Other recent EV startups like Rivian and Tesla do not have dealers or disclose inventory. Last week, Tesla reported higher-than-anticipated global deliveries. But to increase demand, the Texas-based EV company has been promoting a range of savings and incentives, including discounts linked to customer referrals that were introduced late last week.
Average selling prices for EVs for the second quarter rose to $53,438 as a result of price reductions by Tesla and responses from rivals, according to Cox. From the peak of $66,390 in June 2022, that has decreased by 19.5%.
As they attempt to accelerate EV sales to levels that can sustain new North American EV manufacturing capacity, like as Ford's massive Blue Oval City plant in Tennessee, automakers must make difficult strategic decisions while also contending with regulatory pressure from Washington.
The Biden administration has put forth emissions regulations that virtually mandate U.S. manufacturers change their sales to two-thirds EVs by 2032. GM and the group that speaks for the majority of American automakers have criticised the proposal as unfeasible.

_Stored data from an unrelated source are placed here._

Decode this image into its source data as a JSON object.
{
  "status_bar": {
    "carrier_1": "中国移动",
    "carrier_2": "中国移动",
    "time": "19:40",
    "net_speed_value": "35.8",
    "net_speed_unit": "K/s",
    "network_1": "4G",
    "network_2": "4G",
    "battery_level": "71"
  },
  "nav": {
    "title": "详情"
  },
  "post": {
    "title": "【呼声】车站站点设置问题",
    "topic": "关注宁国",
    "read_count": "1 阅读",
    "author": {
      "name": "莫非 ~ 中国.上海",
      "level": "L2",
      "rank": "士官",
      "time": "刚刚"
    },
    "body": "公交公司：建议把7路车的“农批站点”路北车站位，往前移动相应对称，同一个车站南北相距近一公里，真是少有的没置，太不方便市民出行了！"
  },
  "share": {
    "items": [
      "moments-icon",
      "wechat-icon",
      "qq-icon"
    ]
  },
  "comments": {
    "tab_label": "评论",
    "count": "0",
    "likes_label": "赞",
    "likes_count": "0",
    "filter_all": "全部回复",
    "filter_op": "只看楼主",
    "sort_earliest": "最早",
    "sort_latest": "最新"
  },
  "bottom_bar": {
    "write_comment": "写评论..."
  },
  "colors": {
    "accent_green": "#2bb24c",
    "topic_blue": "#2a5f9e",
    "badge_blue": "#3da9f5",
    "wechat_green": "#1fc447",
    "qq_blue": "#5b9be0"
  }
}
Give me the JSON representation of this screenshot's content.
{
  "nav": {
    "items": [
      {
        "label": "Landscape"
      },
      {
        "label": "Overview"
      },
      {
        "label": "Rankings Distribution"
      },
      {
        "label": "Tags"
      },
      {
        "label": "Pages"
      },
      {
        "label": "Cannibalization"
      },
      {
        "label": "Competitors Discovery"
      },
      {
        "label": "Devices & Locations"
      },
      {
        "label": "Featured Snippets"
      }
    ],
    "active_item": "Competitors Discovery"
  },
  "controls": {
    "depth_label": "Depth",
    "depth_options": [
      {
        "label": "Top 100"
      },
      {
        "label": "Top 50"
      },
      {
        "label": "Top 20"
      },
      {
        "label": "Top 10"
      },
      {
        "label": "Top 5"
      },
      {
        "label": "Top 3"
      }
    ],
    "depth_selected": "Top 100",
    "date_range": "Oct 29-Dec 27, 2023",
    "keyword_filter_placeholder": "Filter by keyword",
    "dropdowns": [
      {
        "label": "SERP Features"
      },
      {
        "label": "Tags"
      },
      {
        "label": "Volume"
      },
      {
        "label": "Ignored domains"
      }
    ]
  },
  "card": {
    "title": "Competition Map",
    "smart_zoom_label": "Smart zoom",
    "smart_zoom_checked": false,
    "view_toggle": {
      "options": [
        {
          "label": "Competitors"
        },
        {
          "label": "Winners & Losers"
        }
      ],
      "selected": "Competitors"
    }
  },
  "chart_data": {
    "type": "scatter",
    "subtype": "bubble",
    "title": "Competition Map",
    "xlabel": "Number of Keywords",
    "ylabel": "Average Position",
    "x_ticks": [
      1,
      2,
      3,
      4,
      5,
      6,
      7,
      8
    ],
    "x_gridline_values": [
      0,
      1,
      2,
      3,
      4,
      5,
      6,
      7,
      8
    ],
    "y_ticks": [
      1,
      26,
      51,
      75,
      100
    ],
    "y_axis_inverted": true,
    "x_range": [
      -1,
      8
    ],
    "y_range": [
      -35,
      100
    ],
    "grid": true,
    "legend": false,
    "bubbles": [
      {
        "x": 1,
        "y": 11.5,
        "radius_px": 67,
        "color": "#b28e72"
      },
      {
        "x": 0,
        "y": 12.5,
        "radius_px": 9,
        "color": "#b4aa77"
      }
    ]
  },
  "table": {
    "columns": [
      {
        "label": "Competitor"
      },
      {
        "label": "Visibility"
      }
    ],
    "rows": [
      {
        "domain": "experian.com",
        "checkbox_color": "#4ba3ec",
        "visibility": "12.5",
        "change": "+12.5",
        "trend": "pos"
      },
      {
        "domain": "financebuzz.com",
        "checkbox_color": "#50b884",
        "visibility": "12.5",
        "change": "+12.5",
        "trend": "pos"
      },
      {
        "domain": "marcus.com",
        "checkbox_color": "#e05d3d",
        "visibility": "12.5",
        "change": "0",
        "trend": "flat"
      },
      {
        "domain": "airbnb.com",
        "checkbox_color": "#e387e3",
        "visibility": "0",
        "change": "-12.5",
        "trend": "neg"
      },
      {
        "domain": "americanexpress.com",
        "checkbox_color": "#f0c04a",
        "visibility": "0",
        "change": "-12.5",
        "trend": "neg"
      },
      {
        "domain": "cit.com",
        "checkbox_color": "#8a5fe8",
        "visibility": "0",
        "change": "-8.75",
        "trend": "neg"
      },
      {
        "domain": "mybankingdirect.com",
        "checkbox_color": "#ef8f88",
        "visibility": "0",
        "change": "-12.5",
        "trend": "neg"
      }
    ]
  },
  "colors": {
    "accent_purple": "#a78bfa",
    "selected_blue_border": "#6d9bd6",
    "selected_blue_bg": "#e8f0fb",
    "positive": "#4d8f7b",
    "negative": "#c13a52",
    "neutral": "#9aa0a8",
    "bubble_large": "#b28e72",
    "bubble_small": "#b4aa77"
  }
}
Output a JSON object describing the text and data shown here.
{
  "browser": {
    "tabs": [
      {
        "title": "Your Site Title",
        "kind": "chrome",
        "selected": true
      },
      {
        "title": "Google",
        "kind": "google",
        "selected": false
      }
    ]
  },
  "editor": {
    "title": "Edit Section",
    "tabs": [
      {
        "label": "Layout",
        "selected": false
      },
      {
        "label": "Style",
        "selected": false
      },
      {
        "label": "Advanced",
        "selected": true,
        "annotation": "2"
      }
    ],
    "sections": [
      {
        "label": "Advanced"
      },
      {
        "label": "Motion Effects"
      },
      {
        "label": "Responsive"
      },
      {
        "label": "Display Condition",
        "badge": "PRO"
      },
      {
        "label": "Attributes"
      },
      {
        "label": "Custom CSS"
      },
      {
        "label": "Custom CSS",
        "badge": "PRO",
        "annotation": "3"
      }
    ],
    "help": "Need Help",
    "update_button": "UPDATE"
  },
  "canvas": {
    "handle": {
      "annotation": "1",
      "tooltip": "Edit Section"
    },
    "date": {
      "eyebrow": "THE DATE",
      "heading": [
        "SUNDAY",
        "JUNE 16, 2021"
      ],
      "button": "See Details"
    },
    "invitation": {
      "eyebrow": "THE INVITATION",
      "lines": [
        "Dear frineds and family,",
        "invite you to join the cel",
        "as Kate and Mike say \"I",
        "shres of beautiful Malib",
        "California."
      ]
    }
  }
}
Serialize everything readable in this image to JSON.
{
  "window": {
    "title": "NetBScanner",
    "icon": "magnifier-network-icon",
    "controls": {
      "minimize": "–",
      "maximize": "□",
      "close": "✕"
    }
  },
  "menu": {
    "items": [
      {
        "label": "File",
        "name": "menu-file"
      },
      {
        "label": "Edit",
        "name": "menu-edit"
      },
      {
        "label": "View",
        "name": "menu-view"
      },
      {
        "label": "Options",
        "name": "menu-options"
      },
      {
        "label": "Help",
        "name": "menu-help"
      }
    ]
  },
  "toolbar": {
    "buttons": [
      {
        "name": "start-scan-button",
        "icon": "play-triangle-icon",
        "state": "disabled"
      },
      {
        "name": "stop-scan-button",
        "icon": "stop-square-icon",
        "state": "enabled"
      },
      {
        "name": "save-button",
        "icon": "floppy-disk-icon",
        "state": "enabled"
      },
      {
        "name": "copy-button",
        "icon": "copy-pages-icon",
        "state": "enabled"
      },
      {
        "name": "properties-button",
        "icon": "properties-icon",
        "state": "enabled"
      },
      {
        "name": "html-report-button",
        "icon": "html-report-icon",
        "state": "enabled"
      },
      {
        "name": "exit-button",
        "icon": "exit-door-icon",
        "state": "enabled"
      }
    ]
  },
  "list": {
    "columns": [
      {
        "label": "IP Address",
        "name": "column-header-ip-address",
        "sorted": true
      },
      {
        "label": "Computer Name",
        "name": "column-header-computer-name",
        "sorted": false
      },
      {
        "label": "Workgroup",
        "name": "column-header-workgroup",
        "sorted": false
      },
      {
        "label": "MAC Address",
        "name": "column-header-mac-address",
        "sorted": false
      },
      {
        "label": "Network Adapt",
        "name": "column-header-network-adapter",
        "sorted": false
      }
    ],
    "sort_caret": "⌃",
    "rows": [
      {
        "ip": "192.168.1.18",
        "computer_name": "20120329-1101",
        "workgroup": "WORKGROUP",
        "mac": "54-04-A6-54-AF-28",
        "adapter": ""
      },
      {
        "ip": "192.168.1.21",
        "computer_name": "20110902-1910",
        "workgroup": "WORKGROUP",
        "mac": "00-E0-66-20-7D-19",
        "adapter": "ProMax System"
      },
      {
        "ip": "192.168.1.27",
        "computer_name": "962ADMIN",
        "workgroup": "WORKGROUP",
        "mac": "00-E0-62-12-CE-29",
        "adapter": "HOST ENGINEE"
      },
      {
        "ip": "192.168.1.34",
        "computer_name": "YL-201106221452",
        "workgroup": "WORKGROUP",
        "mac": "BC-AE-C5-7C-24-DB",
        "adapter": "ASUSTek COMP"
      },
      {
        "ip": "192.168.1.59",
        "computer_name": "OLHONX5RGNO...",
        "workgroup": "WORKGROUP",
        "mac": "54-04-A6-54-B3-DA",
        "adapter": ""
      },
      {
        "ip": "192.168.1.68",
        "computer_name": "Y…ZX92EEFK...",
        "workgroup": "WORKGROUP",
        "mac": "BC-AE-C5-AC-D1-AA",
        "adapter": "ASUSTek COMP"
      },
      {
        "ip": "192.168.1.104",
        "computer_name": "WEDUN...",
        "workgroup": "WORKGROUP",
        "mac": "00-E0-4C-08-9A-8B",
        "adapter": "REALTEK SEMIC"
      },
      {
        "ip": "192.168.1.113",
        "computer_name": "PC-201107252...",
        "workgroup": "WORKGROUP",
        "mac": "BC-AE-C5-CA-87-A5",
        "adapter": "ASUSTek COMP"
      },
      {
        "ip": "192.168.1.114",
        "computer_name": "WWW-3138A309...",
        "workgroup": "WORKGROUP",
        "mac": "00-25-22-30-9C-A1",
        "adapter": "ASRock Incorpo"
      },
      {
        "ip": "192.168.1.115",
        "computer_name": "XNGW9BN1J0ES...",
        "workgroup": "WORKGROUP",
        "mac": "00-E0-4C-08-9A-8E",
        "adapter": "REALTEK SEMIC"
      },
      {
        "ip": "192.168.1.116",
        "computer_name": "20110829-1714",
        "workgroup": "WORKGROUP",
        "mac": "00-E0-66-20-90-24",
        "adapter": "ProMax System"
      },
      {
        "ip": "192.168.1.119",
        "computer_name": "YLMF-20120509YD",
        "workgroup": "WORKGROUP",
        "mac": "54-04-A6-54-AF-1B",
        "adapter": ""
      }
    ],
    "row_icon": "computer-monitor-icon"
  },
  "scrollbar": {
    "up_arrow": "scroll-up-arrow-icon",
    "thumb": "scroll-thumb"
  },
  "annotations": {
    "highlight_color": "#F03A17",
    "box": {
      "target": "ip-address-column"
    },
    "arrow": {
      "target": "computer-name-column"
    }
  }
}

"Price cuts do show that we're in sort of an equilibrium of demand and supply and price so when sales aren't there, they're going to be dropping price," said Mark Wakefield, co-head of consultancy AlixPartners' automotive practice. "Tesla in particular has the room to do that."
Wakefield argued that it is too soon to proclaim a plateau in U.S. EV demand. He stated, "We see it as lumpy growth, but continuous growth.